The idea is having the state run the local police force in St. Louis. The state took control back in 1861, at the start of the Civil War. Segregationist Gov. Claiborne Jackson wasn’t crazy about having the Unionist city control its own large arsenal. State takeovers of local police were also trendy back then, with New York taking the lead in 1857 and cities such as Baltimore, Chicago and Philadelphia following suit.
But the Civil War has been over for a while now, and every other big city has long since won back control of its own police. (One outlier is Kansas City, Mo.)
St. Louis Mayor Francis Slay, like his predecessors, argues that because the city pays the police department’s bills, it should have the authority to run the force. As it stands, St. Louis residents have no recourse at the polls if they’re unhappy about how the police are performing, he says. And he claims that the city would save $4.5 million in duplicative administrative costs if given direct control.
For some time, local control was stymied by the police union, which worried about its effect on pensions and political interference from the city’s Board of Aldermen. Local-control legislation that passed the Missouri House earlier this year allayed their concerns, and the prospect of a ballot initiative to remedy the matter further focused the Legislature’s attention.
But then things took an odd turn. The bill was taken hostage by senators wanting to push through their version of tax-credit legislation. The House refused to play ball, and both bills died.
Slay had high hopes for another shot during a special session in October, but, again, unrelated disputes got in the way. Legislative leaders refused to move any bills unless an economic development package went through, and so nothing was passed.
Despite the disappointment, there’s always hope that the “near-perfect” consensus that has developed in favor of local control, as Jeff Roorda of the St. Louis Police Officers’ Association describes it, will push the legislation forward at a later date.

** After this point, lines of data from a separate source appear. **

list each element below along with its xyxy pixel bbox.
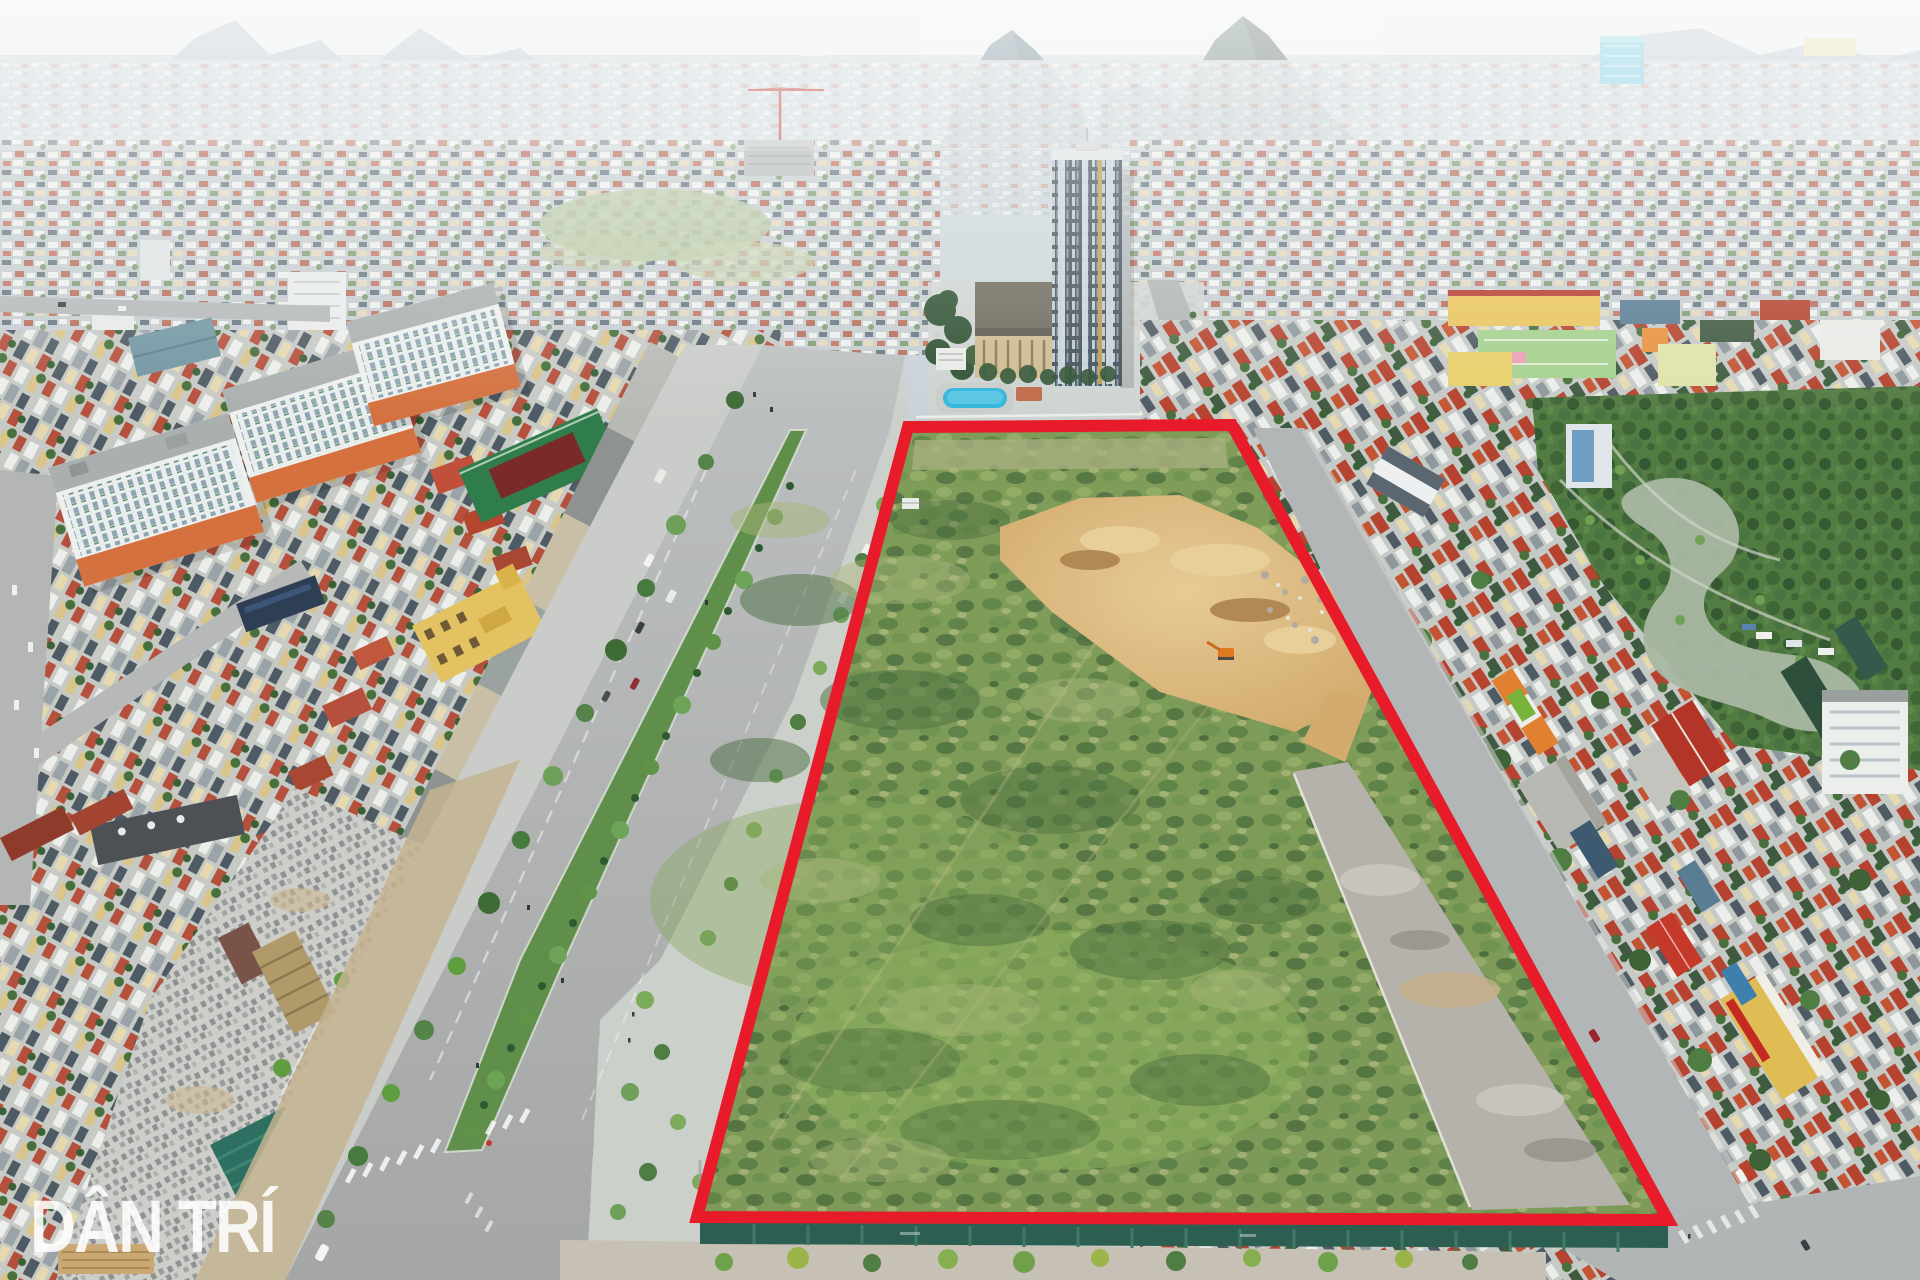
horizon-haze [0, 0, 1920, 150]
white-apartment-slab [1822, 690, 1908, 794]
aerial-photo: DÂN TRÍ [0, 0, 1920, 1280]
construction-hoarding [700, 1222, 1668, 1248]
disturbed-strip [912, 438, 1228, 470]
median-sign [486, 1140, 492, 1146]
photo-canvas: DÂN TRÍ [0, 0, 1920, 1280]
dantri-watermark: DÂN TRÍ [30, 1185, 279, 1268]
site-cabin [902, 498, 919, 509]
pedestrian [1688, 1234, 1691, 1239]
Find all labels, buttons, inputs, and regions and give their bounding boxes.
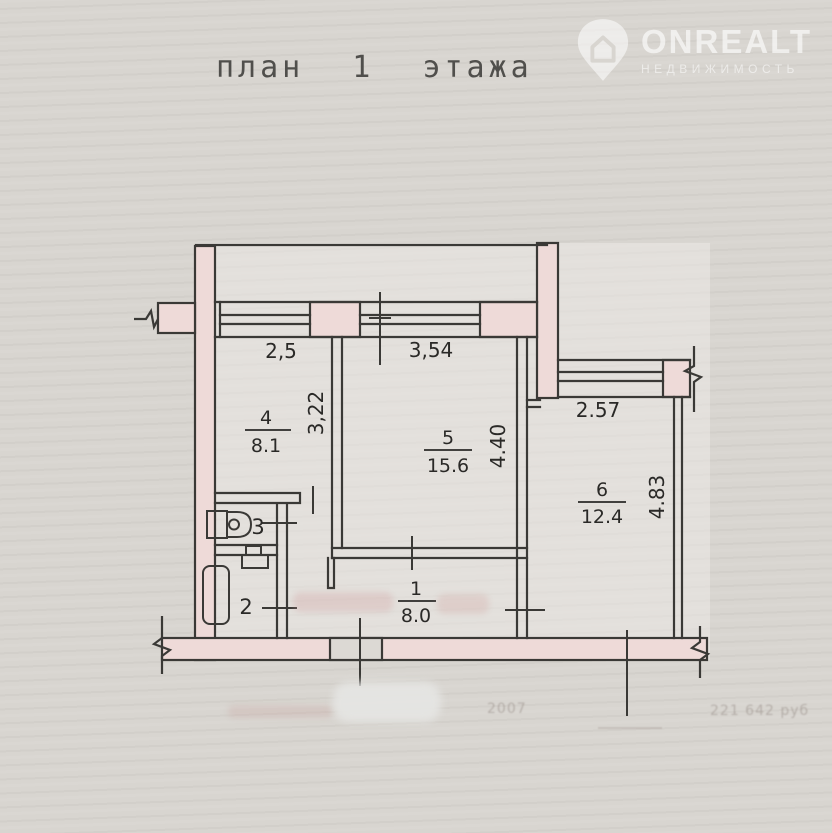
room-area: 15.6 [427, 455, 469, 477]
faint-price: 221 642 руб [710, 703, 809, 719]
window-pier-1 [310, 302, 360, 337]
dim-window-right: 3,54 [409, 338, 454, 362]
dim-room4-depth: 3,22 [304, 391, 328, 436]
redaction-blob [333, 682, 441, 722]
window-pier-room6 [663, 360, 690, 397]
wall-bottom [162, 638, 707, 660]
wall-left-stub [158, 303, 195, 333]
room-2-label: 2 [239, 595, 252, 619]
break-mark-left-stub [134, 311, 158, 327]
room-number: 5 [442, 427, 454, 449]
faint-rule [598, 727, 662, 729]
room-area: 8.1 [251, 435, 281, 457]
room-number: 1 [410, 578, 422, 600]
dim-window-left: 2,5 [265, 339, 297, 363]
watermark-smudge [437, 594, 489, 614]
wall-left [195, 246, 215, 660]
faint-year: 2007 [487, 701, 527, 717]
watermark-smudge [228, 705, 333, 718]
room-area: 12.4 [581, 506, 623, 528]
entrance-door-opening [330, 638, 382, 660]
room-number: 6 [596, 479, 608, 501]
dim-room6-width: 2.57 [576, 398, 621, 422]
dim-room5-depth: 4.40 [486, 424, 510, 469]
window-pier-2 [480, 302, 537, 337]
watermark-smudge [293, 592, 393, 612]
dim-room6-depth: 4.83 [645, 475, 669, 520]
room-area: 8.0 [401, 605, 431, 627]
room-number: 4 [260, 407, 272, 429]
room-3-label: 3 [251, 515, 264, 539]
document-photo: план 1 этажа ONREALT НЕДВИЖИМОСТЬ [0, 0, 832, 833]
wall-right-upper [537, 243, 558, 398]
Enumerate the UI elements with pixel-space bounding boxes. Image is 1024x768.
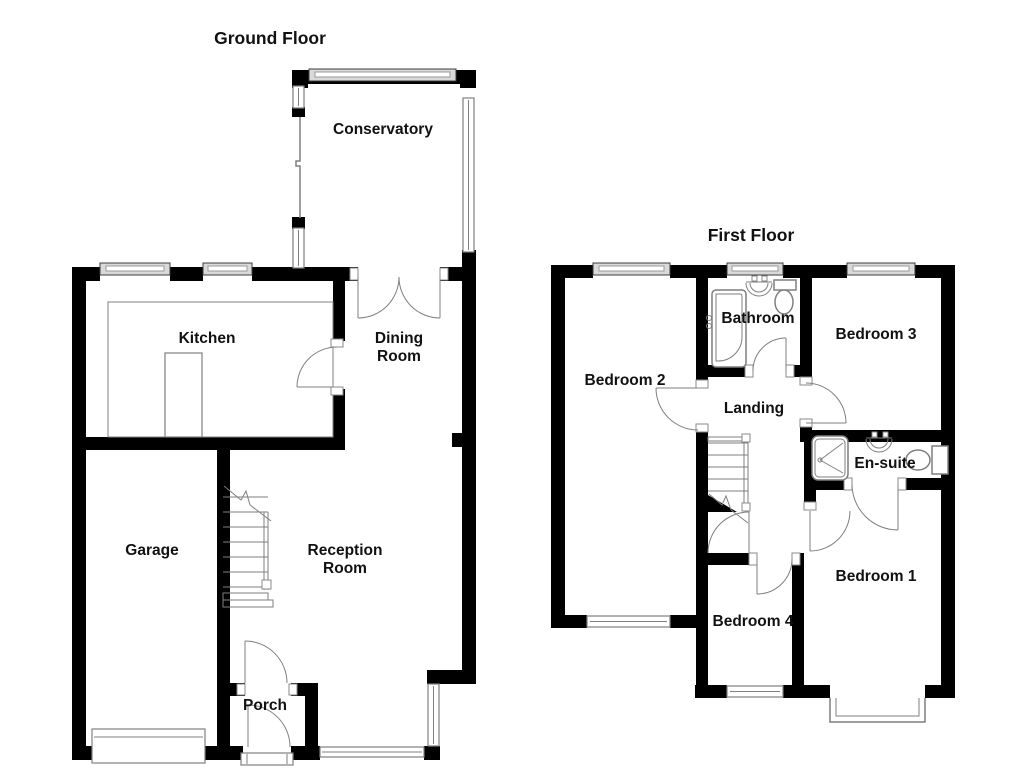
bathroom-toilet-icon xyxy=(774,280,796,314)
room-label-porch: Porch xyxy=(243,697,287,714)
bedroom4-window xyxy=(727,686,783,697)
staircase-first-icon xyxy=(708,434,750,523)
reception-side-window xyxy=(428,684,439,746)
room-label-bedroom3: Bedroom 3 xyxy=(836,326,917,343)
room-label-garage: Garage xyxy=(125,542,179,559)
floorplan-page: Ground Floor Conservatory Kitchen Dining… xyxy=(0,0,1024,768)
conservatory-top-window xyxy=(309,69,456,81)
room-label-reception-line2: Room xyxy=(323,560,367,577)
kitchen-door-arc xyxy=(297,347,337,387)
bathtub-icon xyxy=(707,290,747,367)
bedroom3-window xyxy=(847,263,915,275)
bedroom2-door-arc xyxy=(656,388,698,430)
garage-door xyxy=(92,729,205,763)
shower-icon xyxy=(812,436,848,480)
room-label-dining-line2: Room xyxy=(377,348,421,365)
bedroom2-bottom-window xyxy=(587,616,670,627)
bathroom-door-arc xyxy=(753,338,786,371)
bathroom-window xyxy=(727,263,783,275)
front-door-sill xyxy=(241,753,293,765)
room-label-bedroom1: Bedroom 1 xyxy=(836,568,917,585)
kitchen-units xyxy=(108,302,333,437)
porch-inner-door-arc xyxy=(245,641,287,683)
kitchen-window-left xyxy=(100,263,170,275)
bedroom1-door-arc xyxy=(810,511,850,551)
bedroom3-door-arc xyxy=(806,383,846,423)
staircase-ground-icon xyxy=(223,486,273,607)
room-label-bathroom: Bathroom xyxy=(721,310,794,327)
conservatory-left-window-upper xyxy=(293,86,304,108)
reception-bottom-window xyxy=(320,747,424,757)
room-label-kitchen: Kitchen xyxy=(179,330,236,347)
room-label-landing: Landing xyxy=(724,400,784,417)
bedroom1-bay-window xyxy=(830,698,925,722)
room-label-conservatory: Conservatory xyxy=(333,121,433,138)
bedroom2-top-window xyxy=(593,263,670,275)
room-label-reception-line1: Reception xyxy=(308,542,383,559)
ground-floor-title: Ground Floor xyxy=(214,28,326,48)
conservatory-structure xyxy=(292,69,476,268)
kitchen-window-right xyxy=(203,263,252,275)
french-doors-arc xyxy=(358,277,440,318)
bedroom4-door-arc xyxy=(757,559,792,594)
ground-floor-plan xyxy=(72,69,476,765)
room-label-dining-line1: Dining xyxy=(375,330,423,347)
conservatory-left-window-lower xyxy=(293,228,304,268)
room-label-ensuite: En-suite xyxy=(854,455,916,472)
conservatory-right-window xyxy=(463,98,474,252)
floorplan-drawing: Ground Floor Conservatory Kitchen Dining… xyxy=(0,0,1024,768)
ensuite-door-arc xyxy=(852,484,898,530)
room-label-bedroom2: Bedroom 2 xyxy=(585,372,666,389)
bathroom-sink-icon xyxy=(746,276,772,296)
first-floor-title: First Floor xyxy=(708,225,795,245)
landing-stairs-door-arc xyxy=(708,512,749,553)
room-label-bedroom4: Bedroom 4 xyxy=(713,613,794,630)
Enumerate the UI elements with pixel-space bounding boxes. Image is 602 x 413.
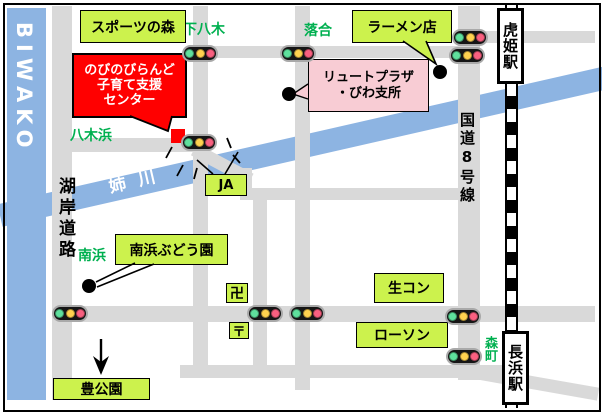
poi-post-mark: 〒: [229, 322, 249, 339]
area-shimoyagi: 下八木: [183, 19, 225, 39]
destination-line2: 子育て支援: [97, 78, 162, 93]
traffic-light-icon: [289, 305, 325, 322]
office-line1: リュートプラザ: [323, 70, 414, 86]
traffic-light-icon: [446, 348, 482, 365]
grape-farm-location-dot: [82, 279, 96, 293]
poi-ramen: ラーメン店: [352, 10, 452, 43]
destination-bubble: のびのびらんど 子育て支援 センター: [72, 53, 187, 118]
traffic-light-icon: [452, 29, 488, 46]
traffic-light-icon: [445, 308, 481, 325]
ramen-location-dot: [433, 65, 447, 79]
nagahama-diagonal-road: [474, 366, 599, 401]
nagahama-station: 長浜駅: [502, 331, 529, 405]
vertical-road-temple: [253, 192, 267, 375]
lake-label: BIWAKO: [12, 22, 36, 153]
traffic-light-icon: [280, 45, 316, 62]
traffic-light-icon: [449, 47, 485, 64]
area-minamihama: 南浜: [78, 245, 106, 265]
poi-namakon: 生コン: [374, 273, 444, 303]
traffic-light-icon: [52, 305, 88, 322]
poi-grape-farm: 南浜ぶどう園: [115, 234, 228, 265]
top-road: [193, 46, 470, 58]
area-morimachi: 森町: [480, 336, 499, 362]
route8-road-label: 国道8号線: [457, 112, 478, 205]
office-line2: ・びわ支所: [336, 86, 401, 102]
area-yagihama: 八木浜: [70, 125, 112, 145]
destination-line3: センター: [103, 93, 155, 108]
poi-ja: JA: [205, 174, 247, 196]
middle-road: [240, 188, 465, 200]
access-map: BIWAKO 姉川 湖岸道路 国道8号線 虎姫駅 長浜駅 下八木 落合 八木浜 …: [0, 0, 602, 413]
grape-farm-callout-lines: [96, 263, 154, 287]
toyo-park-arrow-head: [93, 356, 109, 375]
office-location-dot: [282, 87, 296, 101]
destination-bubble-tail: [130, 116, 172, 131]
traffic-light-icon: [182, 45, 218, 62]
poi-temple-mark: 卍: [226, 283, 248, 303]
traffic-light-icon: [181, 134, 217, 151]
poi-toyo-park: 豊公園: [53, 378, 150, 400]
kogan-road-label: 湖岸道路: [53, 177, 78, 261]
lower-road: [180, 365, 505, 378]
destination-line1: のびのびらんど: [84, 63, 175, 78]
torahime-station: 虎姫駅: [497, 8, 524, 84]
poi-lawson: ローソン: [356, 322, 448, 348]
area-ochiai: 落合: [304, 20, 332, 40]
office-bubble: リュートプラザ ・びわ支所: [308, 59, 429, 112]
traffic-light-icon: [247, 305, 283, 322]
poi-sports-forest: スポーツの森: [80, 10, 186, 43]
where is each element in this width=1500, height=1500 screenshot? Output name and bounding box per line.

It’s long overdue, says Andrew Theising, director of the Institute for Urban Research at Southern Illinois University in Edwardsville. “St. Louis in the post-Civil War era was really messed up, and it actually was a very smart move to take local control away,” he says.
But those days are long over, and the state has sometimes interfered politically in the doings of the local force, which at this point is a power that’s difficult to defend. “The city of St. Louis is justified in asking for the return of local control,” Theising says.